Later, George is embarrassed by what he has done. So, he takes one of several courses of action to make things better with Margaret:
1) He phones her, says he didn't mean for the toast to hit her, but then complains that his toast was burnt and that she cooked his eggs too long.
2) He does and says nothing in the hope that Margaret will forget about the errant piece of toast.
3) He phones Margaret and offers a heart-felt apology.
4) He drives halfway to work, turns around and goes home, apologizes and says he will give up his golf game that evening and take Margaret out to supper.
Margaret, no doubt, can forgive George in any of the above scenarios. Her forgiveness does not hang on what George decides to do. Nevertheless, the fourth course of action goes a lot further toward healing the bruised relationship than do the first two. Here, George actually makes a sacrifice as a way to restore the lost harmony.
It helps to keep a human example like this in mind as we begin to consider why God should forgive our sins. God does not need to be bought off with some sacrifice; he can forgive us no matter how self-centred or unrepentant we are. But God has chosen that his forgiveness be offered in response to the perfect human effort to seek that forgiveness.
Jesus did not come to earth to be killed. He was not on a suicide mission from God. He came to form a people into a community which wholly embraced the love of both God and neighbor. Yet he knew his crucifixion was the utterly predictable result of living out his mission faithfully.
It was Jesus' faithfulness through suffering to the point of death which the Father received as an offering of reconciliation on behalf of humanity. The offering was a suitable atonement for the sins of humanity, first, because Jesus was sinless himself and had no need to seek forgiveness and, secondly, because Jesus explicitly made his offering on behalf of humanity.

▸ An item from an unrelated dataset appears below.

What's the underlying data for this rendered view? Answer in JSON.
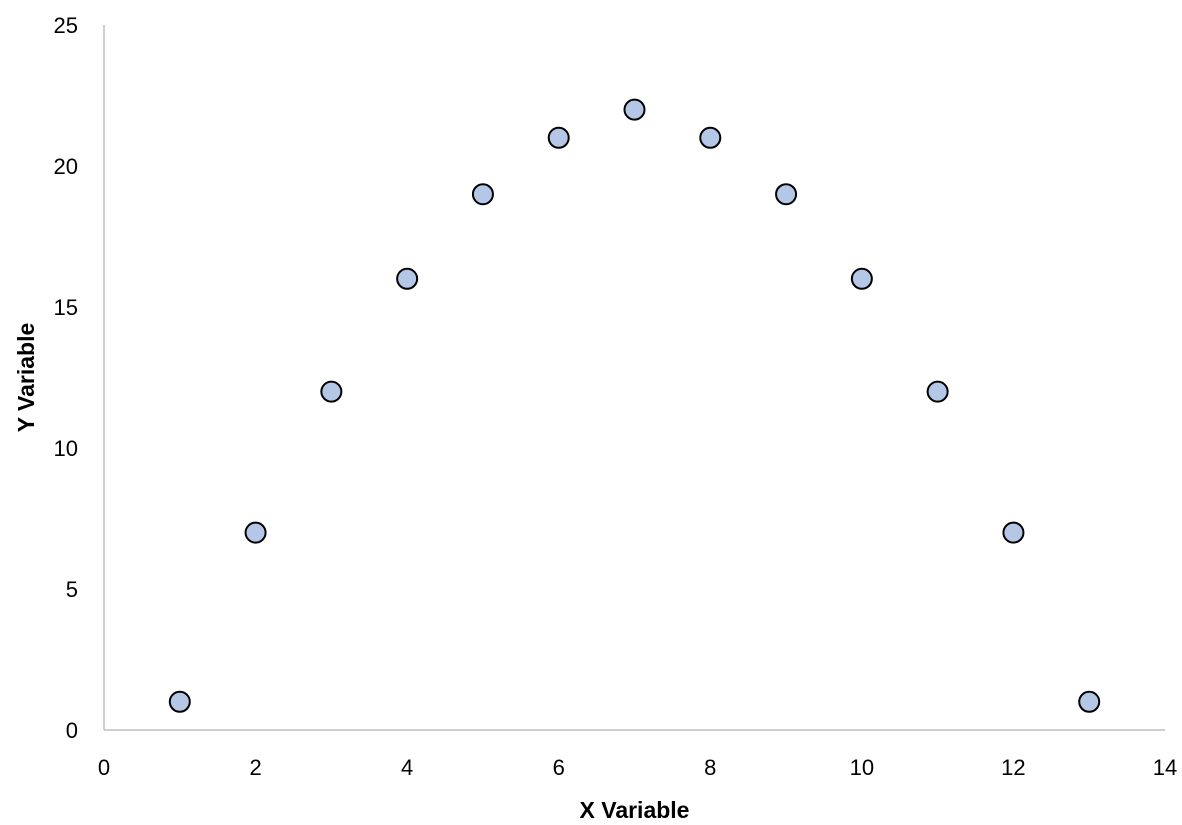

The Catechism of the Catholic Church states this succinctly: "This sacrifice of Christ is unique; it completes and surpasses all other sacrifices. First, it is a gift from God the Father himself, for the Father handed his Son over to sinners in order to reconcile us with himself.
"At the same time it is the offering of the Son of God made man, who in freedom and love offered his life to his Father through the Holy Spirit in reparation for our disobedience" (no. 614).
We ourselves have the possibility of salvation because the day before he died, Jesus made his offering available to us through the Eucharist. Jesus established a priesthood which would be able to recreate his offering of his body and blood for those in his new community after he left our midst.
Jesus didn't throw toast or commit any other sin and his sacrifice was something far, far greater than giving up a game of golf.
Reflecting on Christ's passion and death can teach us a lot about God's love for humanity as well as about how we ought to live as followers of Jesus.
It shows us the abominable effects of sin — that God must allow himself to be killed in order that our sins might be atoned for. Our striving to avoid sin will not retroactively erase the crucifixion, but it will lessen our role in making it necessary.
The crucifixion also shows the enormity of God's love for us. "For God so loved the world that he gave his only Son, so that everyone who believes in him may not perish but have eternal life" (John 3:16). We can share in God's love by participation in the sacraments and by performing actions which take that love out into the world.
Further, like Jesus, we need not always insist on our fair share of the world's goods. We can imitate the humility, perseverance and obedience of Christ by accepting injustice done to oneself.
But we can also know that, through Christ, God shared in every form of human suffering. He is in solidarity with us in our darkest moments and we can strive to be in solidarity with others in their times of desolation.